PAN-India SARS-CoV-2 genome sequencing reveals important insights into the outbreak

The ongoing pandemic of Severe Acute Respiratory Syndrome (SARS-CoV-2) has emerged as a global health problem and has adversely affected the world. The novel corona virus is spreading rapidly creating a threat for humankind. It is estimated that it can spread twice as fast as the 1918 Spanish flu virus. Whole-genome sequencing of pathogens, especially viruses, is a powerful tool to generate rapid information on outbreaks. The results from this technique help in effective understanding of the introduction of the infection ,dynamics of transmission, contact tracing networks and impact of informed outbreak control decisions. This technique has been effective in earlier outbreaks like the Ebola virus.

A collaborative study was conducted by researchers from NIBMG Kalyani, ILS Bhubaneswar, CDFD Hyderabad, NCBS Bengaluru, InStem Bengaluru, NCCS Pune and ICMR-Regional Centre for Medical Research, Bhubaneswar in order to achieve initial goal of completing the sequencing of 1000 SARS-CoV-2 genomes. The nasal and oral swabs were collected from individuals testing positive for COVID-19. The samples were collected from 10 states covering different zones within India. Phylodynamic analysis, mutation analysis and haplotype network analysis was performed. One thousand and fifty two sequences were used for phylodynamic, temporal and geographic mutation patterns and haplotype network analyses. This study will contribute in understanding how the virus is spreading, ultimately helping to restrict transmission, prevent new cases of infection, and provide information for research on how to interevent the spread of infection.

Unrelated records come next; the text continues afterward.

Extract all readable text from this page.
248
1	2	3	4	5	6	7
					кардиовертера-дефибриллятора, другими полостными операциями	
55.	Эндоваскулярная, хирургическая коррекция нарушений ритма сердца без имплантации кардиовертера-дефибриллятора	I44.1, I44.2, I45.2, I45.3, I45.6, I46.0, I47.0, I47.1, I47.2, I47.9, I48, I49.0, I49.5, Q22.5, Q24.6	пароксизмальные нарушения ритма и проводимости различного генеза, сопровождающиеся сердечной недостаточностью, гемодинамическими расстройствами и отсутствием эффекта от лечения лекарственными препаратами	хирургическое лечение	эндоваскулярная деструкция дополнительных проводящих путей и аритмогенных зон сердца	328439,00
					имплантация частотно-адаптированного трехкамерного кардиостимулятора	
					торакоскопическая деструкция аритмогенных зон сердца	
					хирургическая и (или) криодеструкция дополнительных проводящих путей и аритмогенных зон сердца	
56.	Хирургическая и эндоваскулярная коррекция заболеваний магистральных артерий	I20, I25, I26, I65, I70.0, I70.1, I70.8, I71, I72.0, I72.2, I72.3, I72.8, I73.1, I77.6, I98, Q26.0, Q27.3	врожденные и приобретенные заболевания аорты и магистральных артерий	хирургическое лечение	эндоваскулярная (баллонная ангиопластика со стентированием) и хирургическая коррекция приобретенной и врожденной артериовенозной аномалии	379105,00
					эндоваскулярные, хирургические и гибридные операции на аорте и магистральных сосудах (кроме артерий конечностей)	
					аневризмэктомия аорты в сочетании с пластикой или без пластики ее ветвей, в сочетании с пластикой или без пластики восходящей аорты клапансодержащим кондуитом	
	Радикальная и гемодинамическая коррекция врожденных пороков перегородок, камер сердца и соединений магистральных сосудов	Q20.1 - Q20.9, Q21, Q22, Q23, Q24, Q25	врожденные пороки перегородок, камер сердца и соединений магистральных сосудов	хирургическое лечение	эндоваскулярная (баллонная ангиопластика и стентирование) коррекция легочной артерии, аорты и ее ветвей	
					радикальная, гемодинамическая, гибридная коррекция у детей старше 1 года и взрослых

Preliminary results indicated that multiple lineages of SARS-CoV-2 are circulating in India, might have introduced by travel from Europe, USA and East Asia. In particular, there is a predominance of the D614G mutation, which is found to be emerging in almost all regions of the country. Scientists were able to estimate the possible source of country of different varieties of the virus introduced in India because of travel. The virus has also mutated and one of the mutations has attained highest frequencies across most of the states. There are two lineages of the virus named as 20A and 20B which are predominant across the country. The haplotype 20A is most abundant in northern and eastern India, 20B haplotype was abundant in southern and western India. The ancestral haplotypes of 19A and 19B were mostly found in Northern and Eastern India, with 19B being the most abundant in the latter region.

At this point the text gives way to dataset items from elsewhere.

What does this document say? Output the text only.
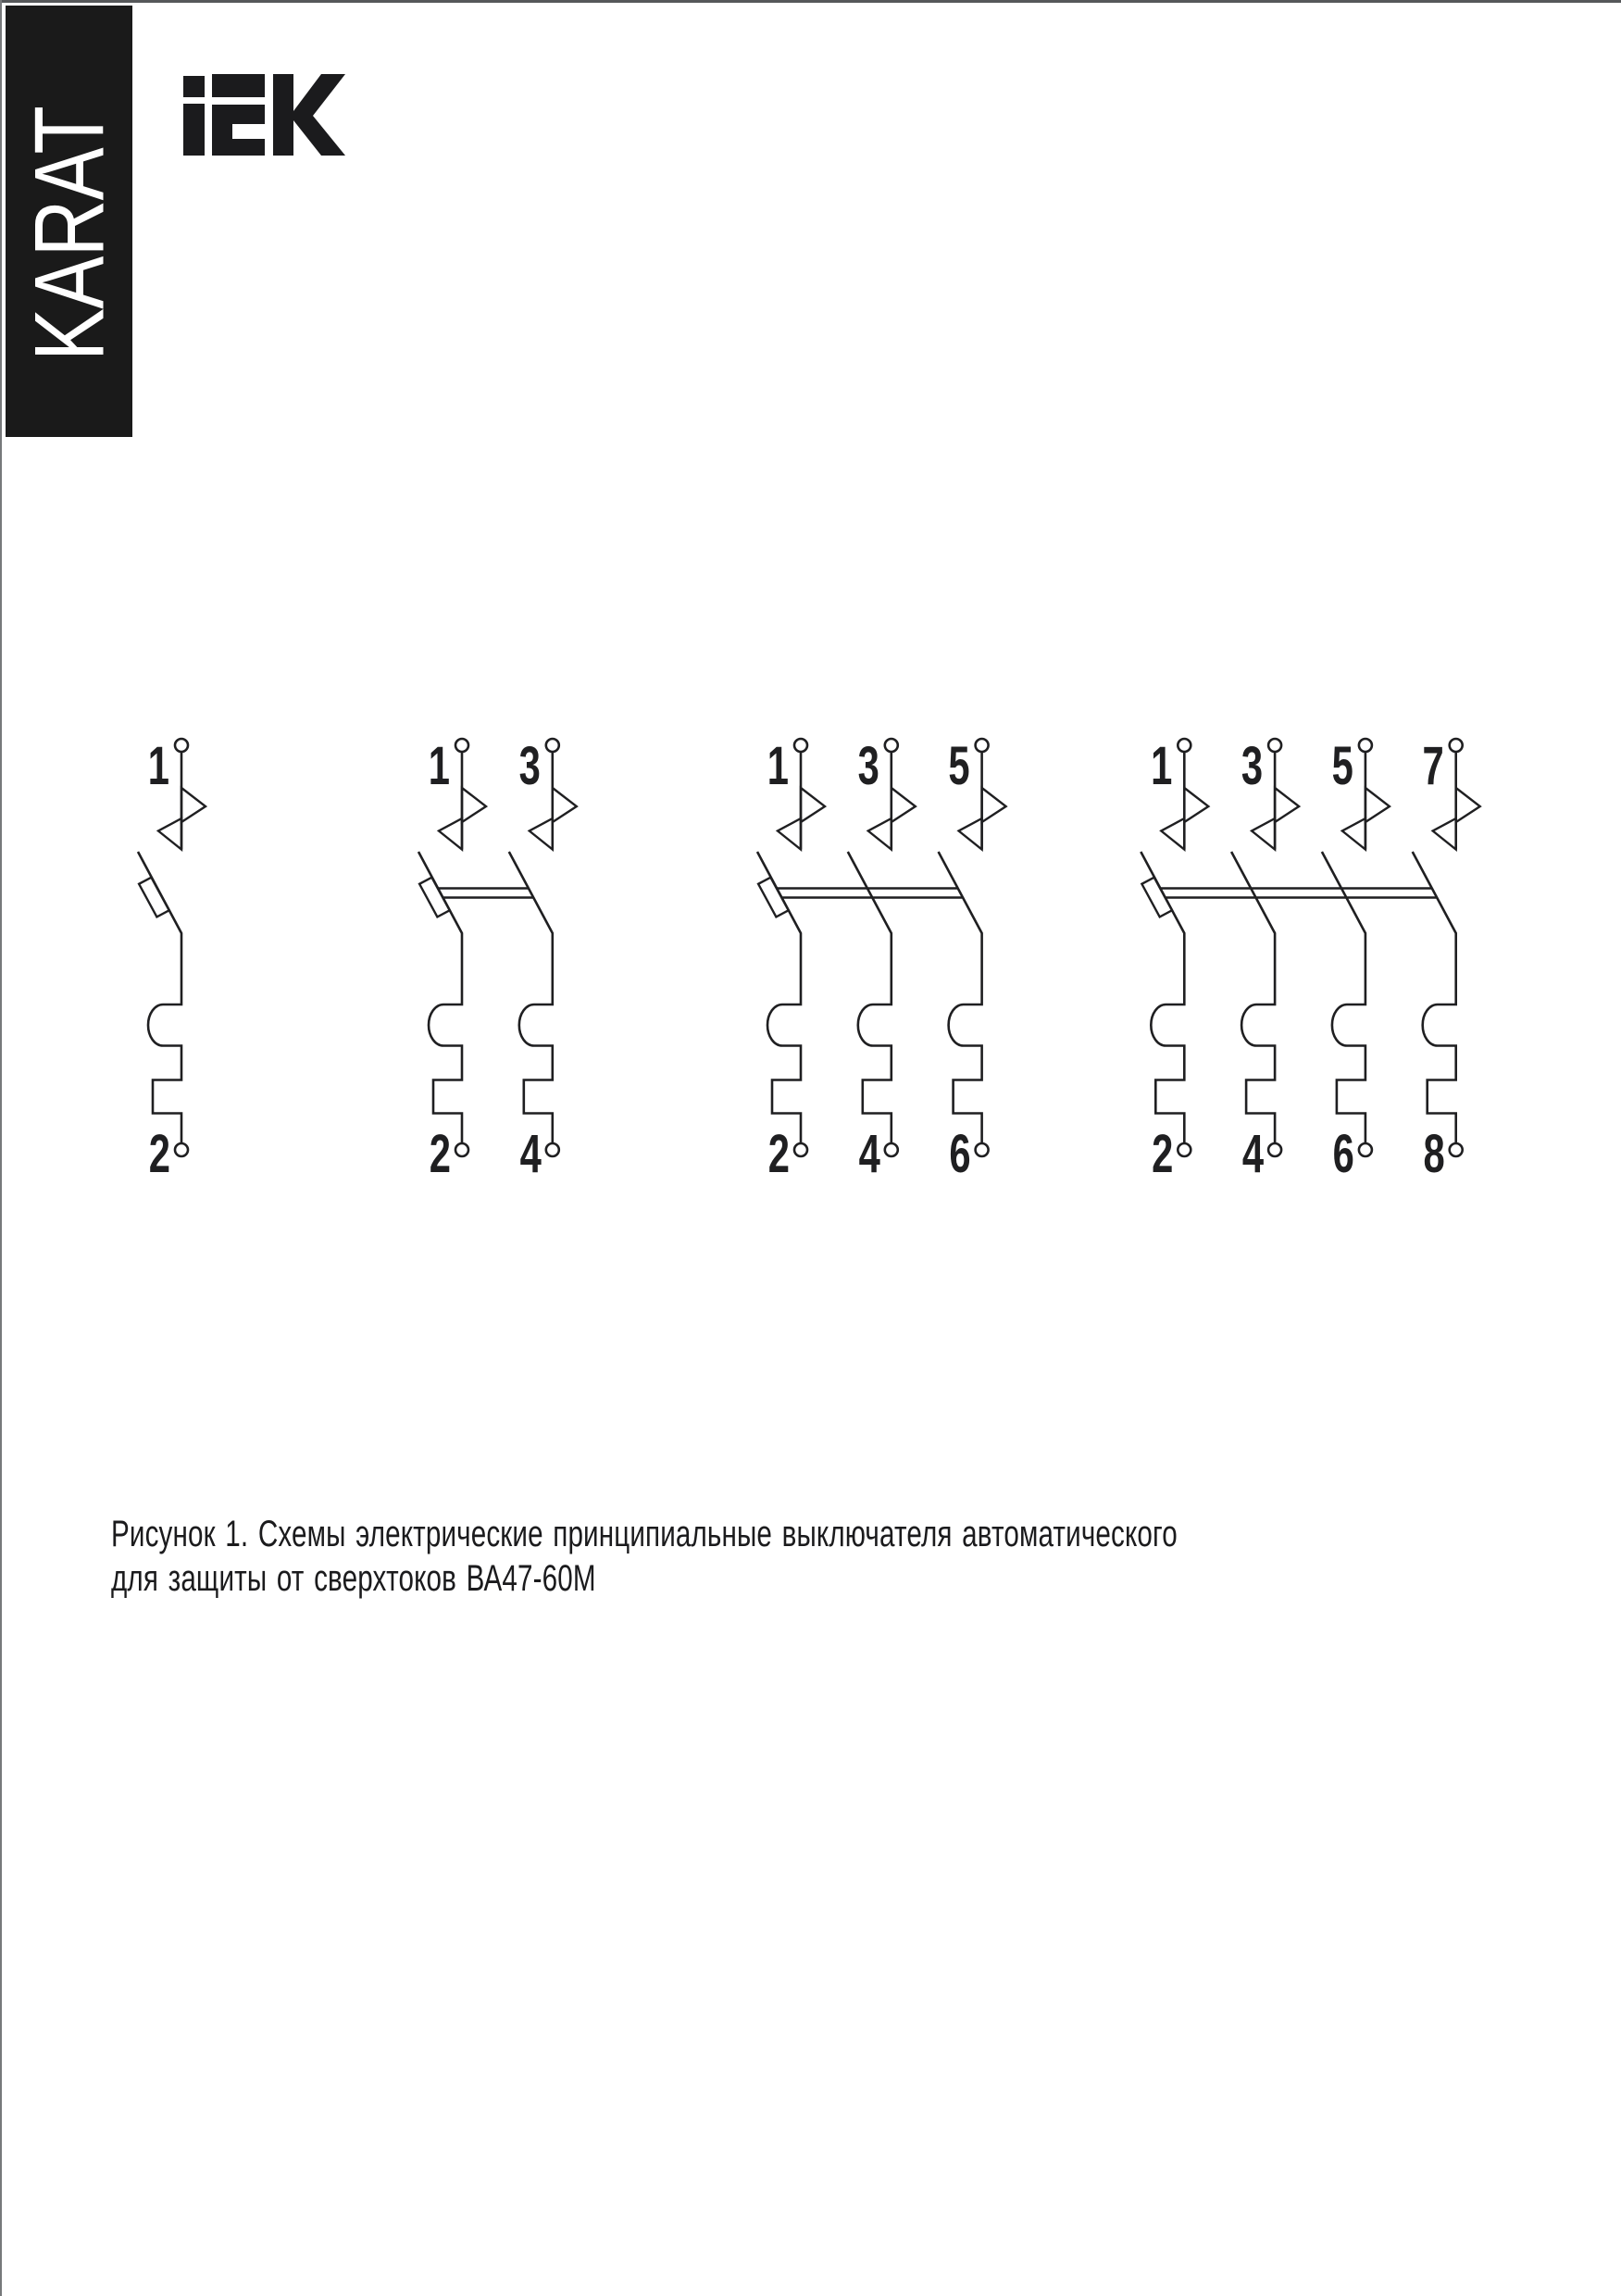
KARAT
1
2
1
2
3
4
1
2
3
4
5
6
1
2
3
4
5
6
7
8
Рисунок 1. Схемы электрические принципиальные выключателя автоматического
для защиты от сверхтоков ВА47-60М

Analysis indicated that the haplotype diversities across India and in each region continued to increase until May 2020, after that it reduced drastically with the emergence of the A2a haplotypes which has overtaken other lineages by June 2020. Such interpretations might enable improved understanding of the virus and hence the health decisions. From the haplotype network, researchers observed that Maharashtra, Karnataka created three distinct haplotype nodes and sequences from Odisha, West Bengal and Uttarakhand sparse in different haplotype nodes. They also observed a haplotype node with the majority of the genomes from West Bengal, Odisha and a small percentage of the samples belonging to Uttarakhand.

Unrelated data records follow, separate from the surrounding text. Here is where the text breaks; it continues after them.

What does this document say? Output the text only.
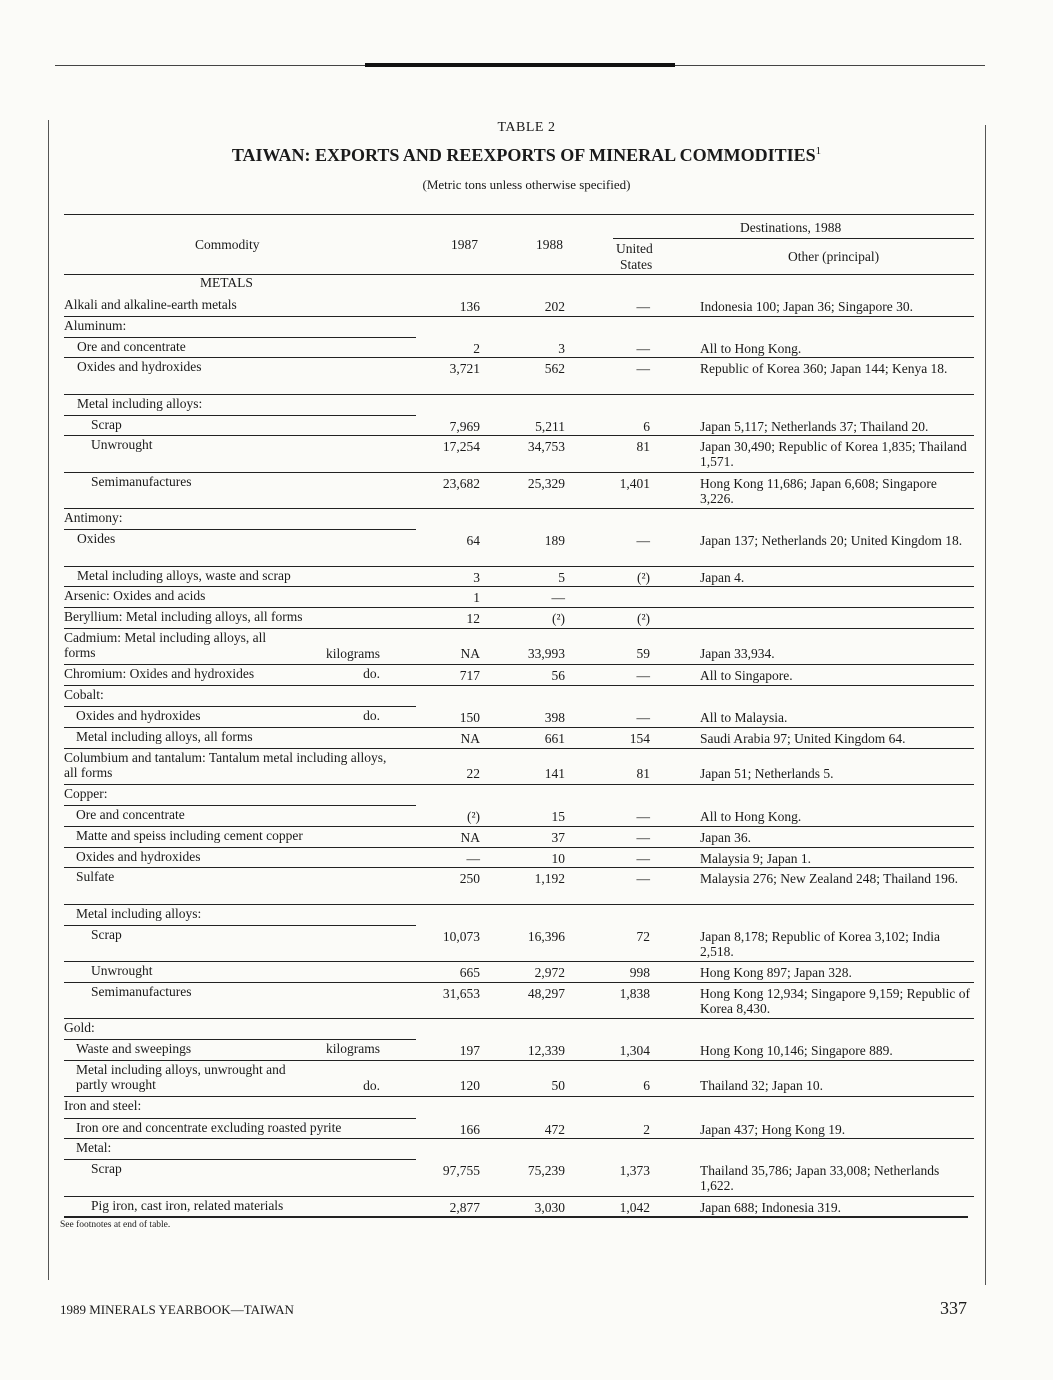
TABLE 2
TAIWAN: EXPORTS AND REEXPORTS OF MINERAL COMMODITIES$^1$
(Metric tons unless otherwise specified)
Commodity	1987	1988
Destinations, 1988
United
States
Other (principal)
METALS
Alkali and alkaline-earth metals	136	202	—	Indonesia 100; Japan 36; Singapore 30.
Aluminum:
Ore and concentrate	2	3	—	All to Hong Kong.
Oxides and hydroxides	3,721	562	—	Republic of Korea 360; Japan 144; Kenya 18.
Metal including alloys:
Scrap	7,969	5,211	6	Japan 5,117; Netherlands 37; Thailand 20.
Unwrought	17,254	34,753	81	Japan 30,490; Republic of Korea 1,835; Thailand 1,571.
Semimanufactures	23,682	25,329	1,401	Hong Kong 11,686; Japan 6,608; Singapore 3,226.
Antimony:
Oxides	64	189	—	Japan 137; Netherlands 20; United Kingdom 18.
Metal including alloys, waste and scrap	3	5	(²)	Japan 4.
Arsenic: Oxides and acids	1	—
Beryllium: Metal including alloys, all forms	12	(²)	(²)
Cadmium: Metal including alloys, all forms	kilograms	NA	33,993	59	Japan 33,934.
Chromium: Oxides and hydroxides	do.	717	56	—	All to Singapore.
Cobalt:
Oxides and hydroxides	do.	150	398	—	All to Malaysia.
Metal including alloys, all forms	NA	661	154	Saudi Arabia 97; United Kingdom 64.
Columbium and tantalum: Tantalum metal including alloys, all forms	22	141	81	Japan 51; Netherlands 5.
Copper:
Ore and concentrate	(²)	15	—	All to Hong Kong.
Matte and speiss including cement copper	NA	37	—	Japan 36.
Oxides and hydroxides	—	10	—	Malaysia 9; Japan 1.
Sulfate	250	1,192	—	Malaysia 276; New Zealand 248; Thailand 196.
Metal including alloys:
Scrap	10,073	16,396	72	Japan 8,178; Republic of Korea 3,102; India 2,518.
Unwrought	665	2,972	998	Hong Kong 897; Japan 328.
Semimanufactures	31,653	48,297	1,838	Hong Kong 12,934; Singapore 9,159; Republic of Korea 8,430.
Gold:
Waste and sweepings	kilograms	197	12,339	1,304	Hong Kong 10,146; Singapore 889.
Metal including alloys, unwrought and partly wrought	do.	120	50	6	Thailand 32; Japan 10.
Iron and steel:
Iron ore and concentrate excluding roasted pyrite	166	472	2	Japan 437; Hong Kong 19.
Metal:
Scrap	97,755	75,239	1,373	Thailand 35,786; Japan 33,008; Netherlands 1,622.
Pig iron, cast iron, related materials	2,877	3,030	1,042	Japan 688; Indonesia 319.
See footnotes at end of table.
1989 MINERALS YEARBOOK—TAIWAN	337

Analysis of probable country of origin of these SARS-CoV-2 sequences in India revealed that they had been probably introduced by travel from multiple countries across the globe. 20A, B and C haplotypes were introduced from multiple countries in Europe and also American continents. Interestingly, 20A alone is predicted to have been introduced by travel from Italy, Saudi Arabia, United Kingdom and Switzerland. Similarly, 20B was introduced from the United Kingdom, Brazil, Italy and Greece. In contrast, 19A was introduced from China alone while 19B was introduced by travel from China, Oman and Saudi Arabia.

The number of COVID-19 occurrences in India has increased drastically over the time. Although most of the states have their own strategic lockdown devised to control the outbreak, it will be more efficient if we can include the geographical transmission pattern information in the planning of such strategies. In the current study, scientists have tried to explore the transmission of the infection among different states of India. It is necessary to add more genomic datasets to understand clear picture.